Worst Case Scenario for San Diego City Schools
We have yet to see what is going to happen with state funding when it comes to education and frankly, there is a lot of fear mongering going on in the press about it because it makes for good copy. But, the other side of the argument is that you are preparing for what might be the inevitable.
Along those lines we have an article in the Voice of San Diego, written by the always good Emily Alpert which goes over some worst case scenarios with regard to mid-year budget cuts. Of course, the scenarios involve laying off more teachers.
As a side note: I was talking with a good friend of mine this afternoon who is a teacher with SDUSD, she is also a reader of this blog, and the issue of budget cuts came up. I told her that in my opinion, all teachers should agree to take a pay-cut rather than try to get by with cutting even more teachers from the already depleted teaching ranks.
Full Disclosure: I left SDUSD last year for another district, but if I were still working there I would be willing to negotiate on salary in order to save 700 or so teaching jobs. The reason that I would negotiate is because if you cut even more staff the job of teaching becomes exponentially harder and it is also not good for the students.
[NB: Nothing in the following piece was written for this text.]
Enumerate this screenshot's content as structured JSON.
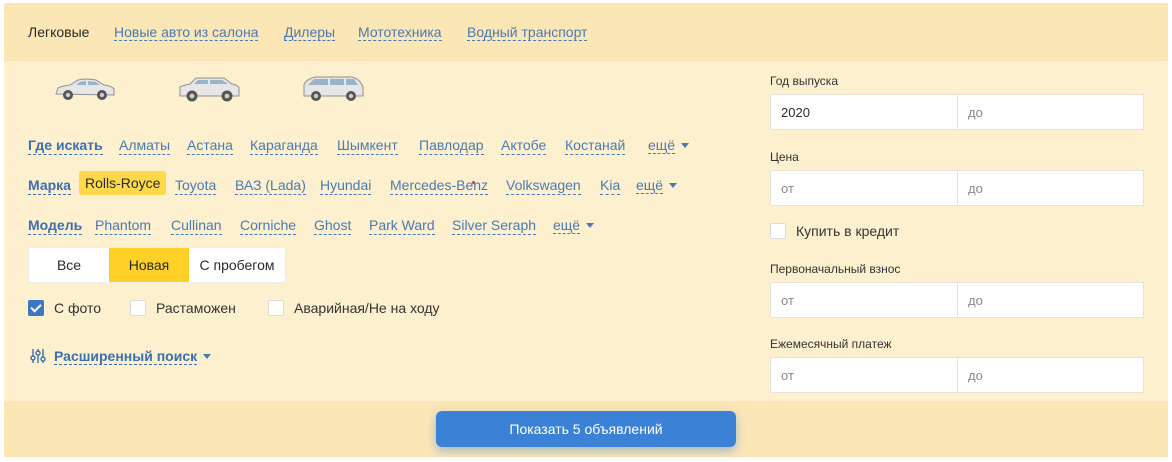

The school board got a glimpse tonight of just how bad things could get for San Diego Unified schools: More than 700 positions would be eliminated. Class sizes would increase in many disadvantaged schools. Schools would be cleaned less often and have fewer counselors and nurses.California is slated to cut school budgets in the middle of the year if state revenues continued as projected.
San Diego Unified and other school districts have to start crafting their budgets before they get final word. So they are planning for the worst. If California makes midyear cuts, San Diego Unified would likely have to cut between $26 million and $30 million. It’s 2012 budget, already facing major deficits, would look even worse.
The immediate remedies to the midyear cuts could include:
• Laying off more than 40 employees who do not teach, including custodians and case workers who work with pregnant and parenting teens. Classrooms are now cleaned once every three days; union officials warned they would be cleaned less frequently.
• Using $22 million in funding that is already budgeted to be spent next year, further worsening next year’s bleak outlook.
• Selling off $4.5 million in extra property.
• Freezing hiring for vacant jobs that aren’t critical to running the school district.
• Suspending overtime.
It would also have to make another round of cuts next school year. Those cuts could reach $97 million from a $1.1 billion. So far San Diego Unified has come up with nearly $93 million in possible cuts. The cuts would eliminate the equivalent of 700 of the district’s about 13,000 full-time positions.
The remedies could include:
• Increasing class sizes in all schools. For instance, kindergarten classes would have 30 students per teacher. A pilot program that gives disadvantaged schools smaller classes for their youngest students would disappear.
• Cutting back on nurses and counselors who are shared among schools.
• Reducing school police force by 15 percent.
• Reducing staff for visual and performing arts by half.
• Selling off another $20 million in school district property.
The school district could also bargain with its labor unions to try to delay or undo raises that kick in this summer, which will cost $21 million next year, or to extend furloughs.
But San Diego Unified isn’t including that in its budget plan because it can’t make those cuts unless unions agree to them. School board member Kevin Beiser said the board needed to work with labor unions to come to an agreement that could save employees and spare programs like music.
School board President Richard Barrera said he and his colleagues also needed to put pressure on state lawmakers to seek out new revenues and avoid cutting schools. He said no matter what, he would not let the school district go insolvent, something school officials have warned could happen if cuts are as severe as feared. Doing so would only leave someone else to make these ugly choices, he said.
“We are not going to turn this district over to the state,” Barrera said.
The school board did not vote on the plan on Tuesday night. It will decide on a budget plan next week. But that plan may be obsolete just a few days after it is approved: School districts must send a draft budget to the County Office of Education by next Thursday, the very same day that the Department of Finance is slated to say whether midyear cuts will be needed. The final budget isn’t due until July.